New Jersey

March, Rally Call for Peace After Boy, 10, Shot at NJ Football Game Dies

Micah Tennant died days after being shot at the Pleasantville-Camden high school football playoff game

What to Know

  • Micah Tennant died days after being shot at a Pleasantville, Camden high school football playoff game
  • On Saturday, marchers called for an end to gun violence as they gathered at the football field where he was shot
  • One man is charged with murder and attempted murder while several others face weapons charges

Scores of marchers called for an end to gun violence as they gathered over the weekend on the football field where a 10-year-old boy was slain and two other people injured during a state playoff game earlier this month.

More than 100 people, including local religious and community leaders, marched Saturday afternoon from a small park over the Atlantic City Expressway to the Pleasantville High School field, chanting "Hands up, guns down. Prayers up, guns down."

Another chant - "Each one, reach one" - alluded to a call to be more involved in the lives of young people.

Interim Superintendent Dennis Anderson said it was "with a heavy heart and a huge sense of disbelief" that he stood to apologize to the young people around him, saying "Someway, somehow, somewhere along the lines, my generation has failed you."

"I ask that those of you from the younger generation and generations - do what my generation was not able to do," Anderson said. "Please, by all means, stop the violence, encourage people to do what's right and to do the right thing, and not to engage in activities that inflict harm to others."

Gunfire erupted in the stands of a Nov. 15 playoff game between the Camden Panthers and the Pleasantville Greyhounds. Fifth-grader Micah Tennant was shot in the neck and died Wednesday of his injuries.
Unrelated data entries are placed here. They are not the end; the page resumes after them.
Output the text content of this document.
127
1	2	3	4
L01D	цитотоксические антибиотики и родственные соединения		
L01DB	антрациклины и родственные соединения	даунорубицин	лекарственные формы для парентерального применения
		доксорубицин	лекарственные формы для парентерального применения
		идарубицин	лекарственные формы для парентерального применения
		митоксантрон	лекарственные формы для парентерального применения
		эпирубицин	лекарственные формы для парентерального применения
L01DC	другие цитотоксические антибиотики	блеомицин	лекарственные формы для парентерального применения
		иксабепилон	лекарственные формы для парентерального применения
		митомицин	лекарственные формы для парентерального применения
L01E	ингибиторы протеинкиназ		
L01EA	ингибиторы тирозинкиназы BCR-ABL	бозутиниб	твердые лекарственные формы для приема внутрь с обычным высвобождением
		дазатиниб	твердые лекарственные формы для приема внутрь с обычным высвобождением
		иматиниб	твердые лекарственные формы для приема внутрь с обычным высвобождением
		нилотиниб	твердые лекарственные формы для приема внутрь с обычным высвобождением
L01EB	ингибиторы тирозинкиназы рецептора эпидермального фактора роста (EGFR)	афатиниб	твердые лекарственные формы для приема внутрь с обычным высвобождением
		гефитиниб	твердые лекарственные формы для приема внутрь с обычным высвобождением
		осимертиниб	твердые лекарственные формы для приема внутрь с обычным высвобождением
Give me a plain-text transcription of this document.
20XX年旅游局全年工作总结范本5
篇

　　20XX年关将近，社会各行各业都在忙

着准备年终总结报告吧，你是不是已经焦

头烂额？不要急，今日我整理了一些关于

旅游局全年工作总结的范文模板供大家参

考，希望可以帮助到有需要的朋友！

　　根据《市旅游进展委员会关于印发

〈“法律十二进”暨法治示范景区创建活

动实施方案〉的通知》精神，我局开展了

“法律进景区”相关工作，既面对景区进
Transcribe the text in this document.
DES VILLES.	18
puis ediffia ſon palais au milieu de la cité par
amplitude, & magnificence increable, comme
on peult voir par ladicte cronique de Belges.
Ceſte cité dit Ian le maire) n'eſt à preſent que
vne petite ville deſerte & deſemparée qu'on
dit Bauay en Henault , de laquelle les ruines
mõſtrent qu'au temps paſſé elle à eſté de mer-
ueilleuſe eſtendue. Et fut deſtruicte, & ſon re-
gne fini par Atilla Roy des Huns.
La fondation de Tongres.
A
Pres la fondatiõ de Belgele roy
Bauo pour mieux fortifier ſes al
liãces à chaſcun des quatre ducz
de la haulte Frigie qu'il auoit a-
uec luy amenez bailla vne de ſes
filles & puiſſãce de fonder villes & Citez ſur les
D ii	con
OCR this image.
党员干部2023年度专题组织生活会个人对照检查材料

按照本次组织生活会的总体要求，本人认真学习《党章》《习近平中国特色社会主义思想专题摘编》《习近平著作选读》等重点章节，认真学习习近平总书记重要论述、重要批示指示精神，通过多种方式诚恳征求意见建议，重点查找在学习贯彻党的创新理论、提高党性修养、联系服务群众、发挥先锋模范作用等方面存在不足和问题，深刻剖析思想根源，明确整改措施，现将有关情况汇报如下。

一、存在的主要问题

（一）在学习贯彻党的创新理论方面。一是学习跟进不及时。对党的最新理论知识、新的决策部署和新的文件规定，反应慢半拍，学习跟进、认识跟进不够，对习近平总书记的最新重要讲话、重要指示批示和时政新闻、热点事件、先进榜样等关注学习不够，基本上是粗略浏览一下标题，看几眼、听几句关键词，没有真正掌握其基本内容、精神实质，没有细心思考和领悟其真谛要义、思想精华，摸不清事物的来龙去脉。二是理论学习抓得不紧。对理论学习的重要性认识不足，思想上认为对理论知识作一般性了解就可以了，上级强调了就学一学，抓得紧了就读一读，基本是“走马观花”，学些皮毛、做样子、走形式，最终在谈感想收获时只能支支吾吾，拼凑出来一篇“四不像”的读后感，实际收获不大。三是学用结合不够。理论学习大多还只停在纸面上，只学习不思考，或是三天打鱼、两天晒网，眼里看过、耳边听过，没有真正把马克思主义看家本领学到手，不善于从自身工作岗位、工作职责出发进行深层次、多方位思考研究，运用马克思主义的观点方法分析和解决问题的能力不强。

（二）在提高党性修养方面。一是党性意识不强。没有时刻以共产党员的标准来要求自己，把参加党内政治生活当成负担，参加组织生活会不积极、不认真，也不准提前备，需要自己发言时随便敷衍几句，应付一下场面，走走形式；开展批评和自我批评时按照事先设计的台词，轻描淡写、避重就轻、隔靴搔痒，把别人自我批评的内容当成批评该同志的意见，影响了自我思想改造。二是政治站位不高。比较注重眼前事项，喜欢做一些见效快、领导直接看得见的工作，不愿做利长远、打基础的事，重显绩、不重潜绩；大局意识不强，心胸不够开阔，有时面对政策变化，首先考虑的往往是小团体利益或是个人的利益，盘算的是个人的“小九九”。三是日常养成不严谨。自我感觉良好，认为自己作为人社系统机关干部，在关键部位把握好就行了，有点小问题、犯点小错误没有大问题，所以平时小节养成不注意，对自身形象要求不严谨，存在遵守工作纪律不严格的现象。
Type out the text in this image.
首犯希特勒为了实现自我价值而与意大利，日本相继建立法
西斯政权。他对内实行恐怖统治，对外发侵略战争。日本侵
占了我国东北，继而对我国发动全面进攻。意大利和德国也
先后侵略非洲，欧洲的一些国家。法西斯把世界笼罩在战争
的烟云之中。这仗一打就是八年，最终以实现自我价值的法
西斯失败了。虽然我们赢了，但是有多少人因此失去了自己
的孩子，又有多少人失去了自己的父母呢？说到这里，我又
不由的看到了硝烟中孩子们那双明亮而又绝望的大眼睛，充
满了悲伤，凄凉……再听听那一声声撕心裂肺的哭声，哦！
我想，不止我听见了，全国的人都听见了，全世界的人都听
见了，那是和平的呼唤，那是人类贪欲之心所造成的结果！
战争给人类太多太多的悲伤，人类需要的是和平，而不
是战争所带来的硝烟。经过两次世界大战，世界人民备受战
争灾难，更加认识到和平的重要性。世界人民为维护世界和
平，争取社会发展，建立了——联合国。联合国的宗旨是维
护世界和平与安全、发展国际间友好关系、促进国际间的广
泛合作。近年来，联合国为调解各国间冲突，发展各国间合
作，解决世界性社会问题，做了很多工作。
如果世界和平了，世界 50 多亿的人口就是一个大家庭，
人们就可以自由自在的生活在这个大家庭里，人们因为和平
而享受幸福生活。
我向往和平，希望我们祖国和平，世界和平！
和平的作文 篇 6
A 15-year-old was left with a graze wound.

Chris Wright, a freshman defensive player, told the crowd it was a "violent nightmare" in which he and others "felt as though we could not run fast enough to safety."

Khaliyah Haraksin, the high school's freshman class president, told the crowd that "this was not Pleasantville" but "adults taking their feud to a football game, trying to end it there." Haraksin said "we all know it could have been any of us that day. . We need to tell people to put their guns down."

One man is charged with murder and attempted murder while several others, including the man authorities said was the target of the shooting, face weapons charges.